The museum has an amazing array of works including plaster casts of his most famous sculptures, including Hercules the Archer which now exists in many versions, one of which I saw at the Musée D’Orsay and one of which is at Musée Bourdelle. Versions are also in the Metropolitan Museum of Art in New York and the Tramwell Crow Centre in Dallas, Texas.
The museum is also home to some of Bourdelle’s personal art collection which includes such illustrious names as Carrière, Delacroix and Rodin, who was also one of his teachers.
Bourdelle is also responsible for carving the marble decorative series of friezes executed for the exterior of Auguste Perret’s Théâtre des Champs-Élysées.

Napoleon Emperor of France
Napoleon Emperor of France

Next up was Les Invalides, which will go down as one of the highlights of my entire trip.
If you don’t know, Les Invalides was built to house and care for war veterans, which it still does today, though for a vastly smaller number than the ±6,000 it housed and cared for originally.
Today Les Invalides is home to the Musée de l’Armée and is the final resting place of some of France’s most notable war heroes, members of Napoleon’s family and of course, Napoleon himself. One of the most influential and most beloved men in French history, he remains one of the most studied political and military leaders of all time.
The Napoleonic code included such laws as freedom of religion, forbade birth related privileges and dictated that government jobs would be given to persons who were most qualified. Historian Robert Holtman, regards the Napoleonic Code as one of the few documents to have influenced the whole world. 
Napoleon’s reforms included a tax code, higher education, road and sewer systems and he established the Banque de France (the central bank of France). 
As Napoleon said: “My true glory is not to have won forty battles…Waterloo will erase the memory of so many victories. … But…what will live forever, is my Civil Code.” and indeed his code was adopted across many nations in Europe, the Americas and Africa and as such is still in use, in large part, today.

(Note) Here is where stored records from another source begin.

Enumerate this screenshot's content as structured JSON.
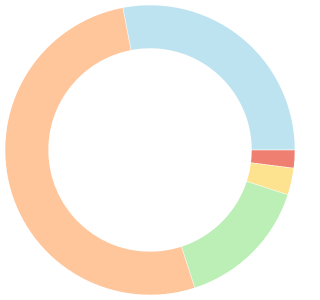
{
  "chart_data": {
    "type": "donut",
    "values": [
      28,
      2,
      3,
      15,
      52
    ],
    "colors": [
      "#bee3f0",
      "#ee7f71",
      "#fde38f",
      "#bcefb5",
      "#ffc59b"
    ],
    "start_angle": -10.8,
    "hole": 0.7
  }
}
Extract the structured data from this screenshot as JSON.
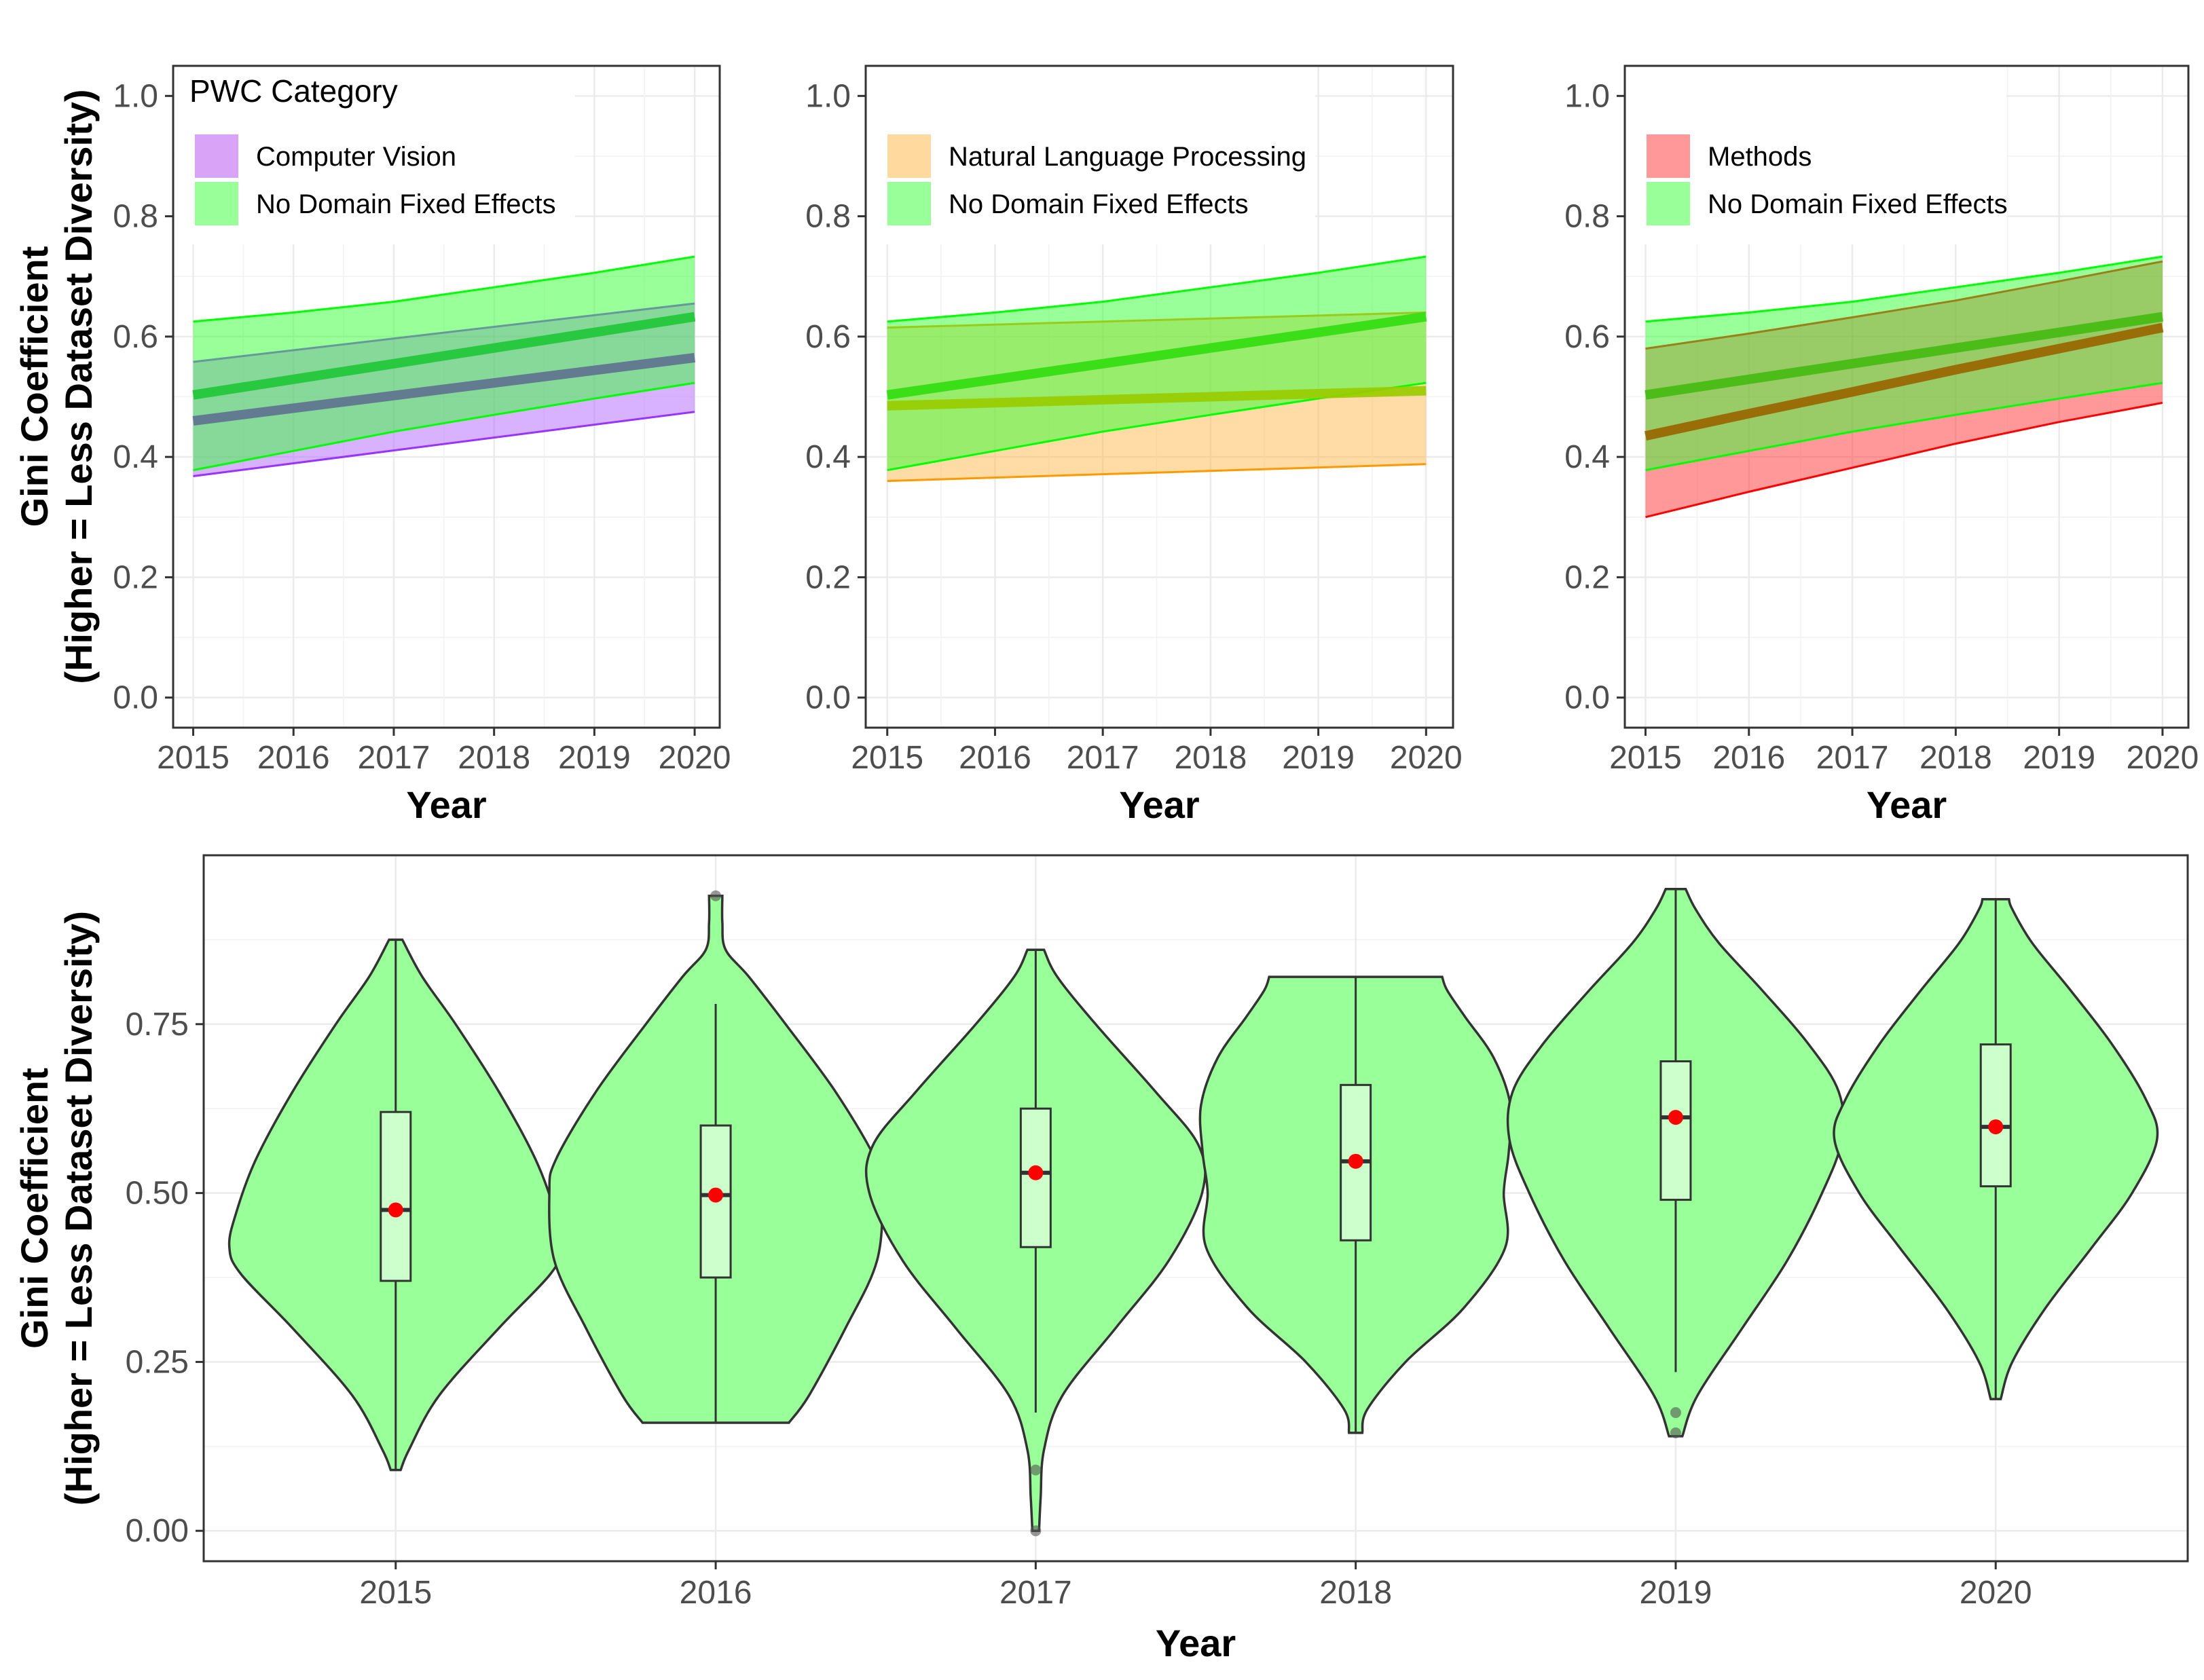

Napoelon’s remains were brought back to France and marched under l’Arc du Triomphe–which was commissioned by Napoleon after the battle at Austerlitz but which he would never see completed–on 15 December 1840 en route to their final resting place at Les Invalides at the behest of King Louis-Phillipe. The sarcophagus of Napoleon is made of red quartzite resting on a base of green granite and was completed in 1861. A beautiful and moving final resting place for one of the world’s most influential men. Truly an honour to have visited.

Pont Alexandre III
Pont Alexandre III

Finally, I was able to take a cruise along the Seine. Despite the freezing cold weather it was a most beautiful way to see Paris. I went with Bateaux Mouches whose boats depart every hour (in winter, they may be more frequent in summer and spring) and I got some amazing photographs!

This week I have another City visit with the school I am studying French at, L’Atelier Neuf and then I am cramming Le Panthéon, Musée Quay Branley, Musée Carnavalet, Le Bon Marché and a jazz club in before leaving on Sunday.